The reason SubQ has not been universally celebrated is that its strongest claims are exactly the ones that have proven hardest to deliver. Subquadratic architectures have a track record of looking excellent in theory and faltering in practice. Mamba, RWKV, DeepSeek Sparse Attention, and Kimi Linear all promised linear or near-linear scaling, and they repeatedly ran into the same wall: architectures that are cheap in the asymptotic sense often lose accuracy against dense attention at frontier scale, or they survive only by going hybrid, mixing subquadratic layers with ordinary attention layers and giving up the clean scaling story in the process.[3] SubQ's claim to have avoided that tradeoff is extraordinary, and it has not been checked by anyone outside the company.
Two things are conspicuously missing. There is no full technical report, and there are no open weights, so no independent lab can rerun the benchmarks or inspect how token selection actually works.[3] The company says a technical report, an architecture description, and third-party benchmarks are all on the way. They had not appeared at the time of launch.
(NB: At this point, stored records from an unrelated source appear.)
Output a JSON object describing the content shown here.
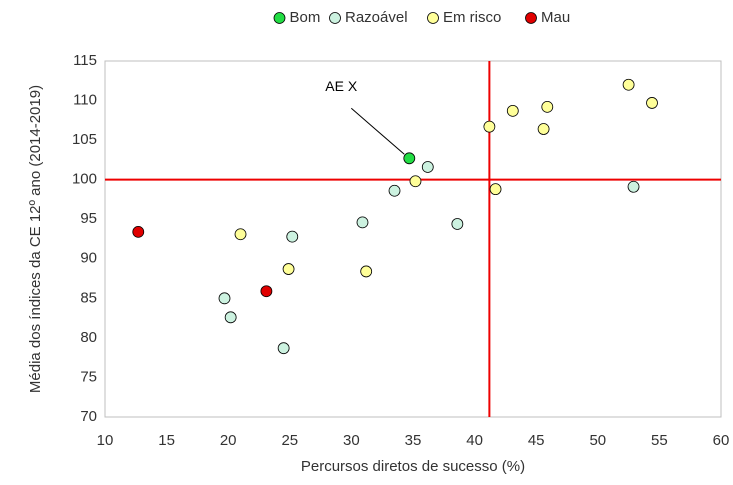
{
  "chart_data": {
    "type": "scatter",
    "x_label": "Percursos diretos de sucesso (%)",
    "y_label": "Média dos índices da CE 12º ano (2014-2019)",
    "xlim": [
      10,
      60
    ],
    "xticks": [
      10,
      15,
      20,
      25,
      30,
      35,
      40,
      45,
      50,
      55,
      60
    ],
    "ylim": [
      70,
      115
    ],
    "yticks": [
      70,
      75,
      80,
      85,
      90,
      95,
      100,
      105,
      110,
      115
    ],
    "grid": false,
    "legend": "top",
    "reference_color": "#ee0000",
    "reference_lines": {
      "x": 41.2,
      "y": 100
    },
    "annotation": {
      "text": "AE X",
      "x": 34.7,
      "y": 102.7
    },
    "series": [
      {
        "name": "Bom",
        "color": "#22dd44",
        "x": [
          34.7
        ],
        "values": [
          102.7
        ]
      },
      {
        "name": "Razoável",
        "color": "#ccf2e0",
        "x": [
          19.7,
          20.2,
          25.2,
          24.5,
          30.9,
          33.5,
          36.2,
          38.6,
          52.9
        ],
        "values": [
          85.0,
          82.6,
          92.8,
          78.7,
          94.6,
          98.6,
          101.6,
          94.4,
          99.1
        ]
      },
      {
        "name": "Em risco",
        "color": "#ffff99",
        "x": [
          21.0,
          24.9,
          31.2,
          35.2,
          41.2,
          41.7,
          43.1,
          45.9,
          45.6,
          52.5,
          54.4
        ],
        "values": [
          93.1,
          88.7,
          88.4,
          99.8,
          106.7,
          98.8,
          108.7,
          109.2,
          106.4,
          112.0,
          109.7
        ]
      },
      {
        "name": "Mau",
        "color": "#e00000",
        "x": [
          12.7,
          23.1
        ],
        "values": [
          93.4,
          85.9
        ]
      }
    ]
  }
}
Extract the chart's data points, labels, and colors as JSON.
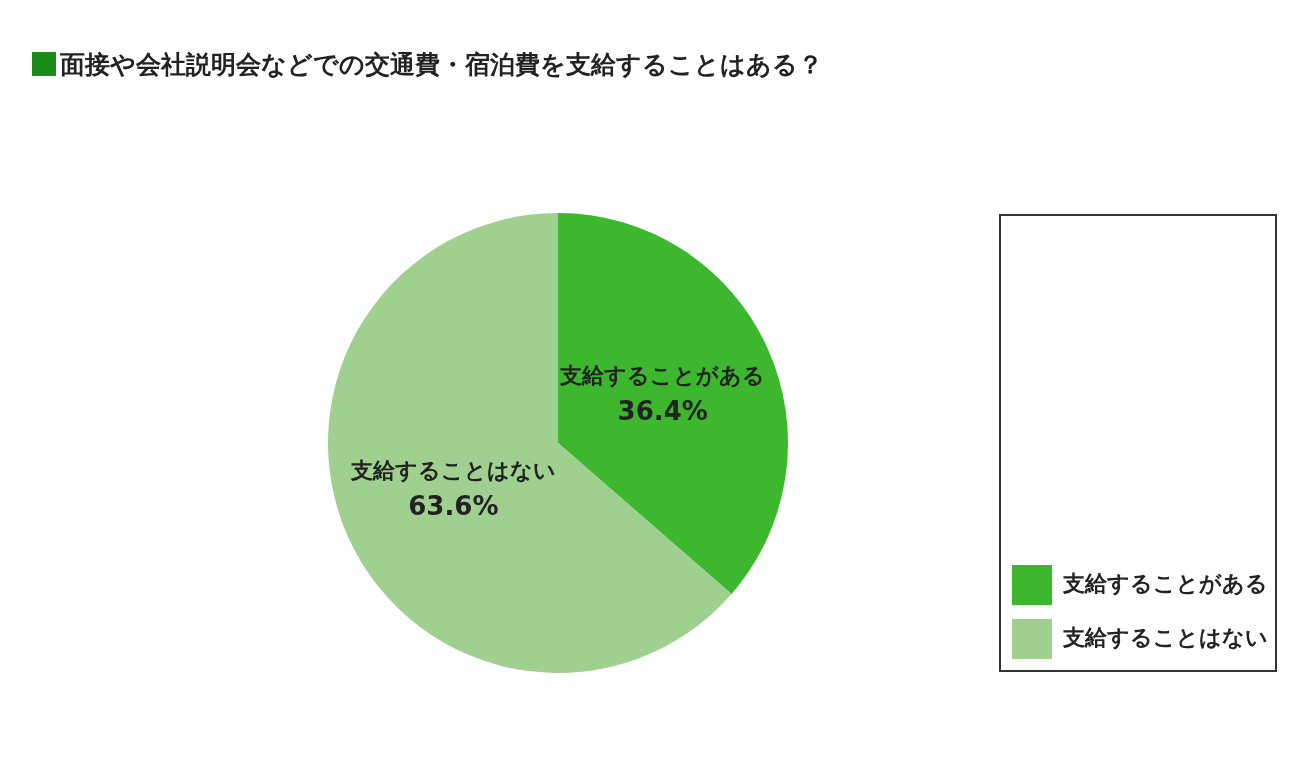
{
  "chart_data": {
    "type": "pie",
    "title": "面接や会社説明会などでの交通費・宿泊費を支給することはある？",
    "categories": [
      "支給することがある",
      "支給することはない"
    ],
    "values": [
      36.4,
      63.6
    ],
    "colors": [
      "#3cb72e",
      "#a0d090"
    ],
    "value_labels": [
      "36.4%",
      "63.6%"
    ],
    "legend": "bottom right"
  }
}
History offers a cautionary parallel that critics raised immediately. In August 2024, Magic.dev announced a model with a 100-million-token context window and a claimed 1,000x efficiency advantage, and raised around $500 million on the strength of that story; as of early 2026 there was no public evidence of that model, LTM-2-mini, being used at scale outside Magic itself.[3] Big context claims are easy to announce and hard to substantiate. The AI commentator Dan McAteer captured the split reaction in a widely shared post, writing that SubQ "is either the biggest breakthrough since the Transformer, or it's AI Theranos."[3]
Both can look identical from the outside until someone runs the benchmarks independently. For now, SubQ is a genuinely interesting set of claims backed by a credible benchmark page and a small but pedigreed team, waiting on the evidence that would move it from interesting to proven.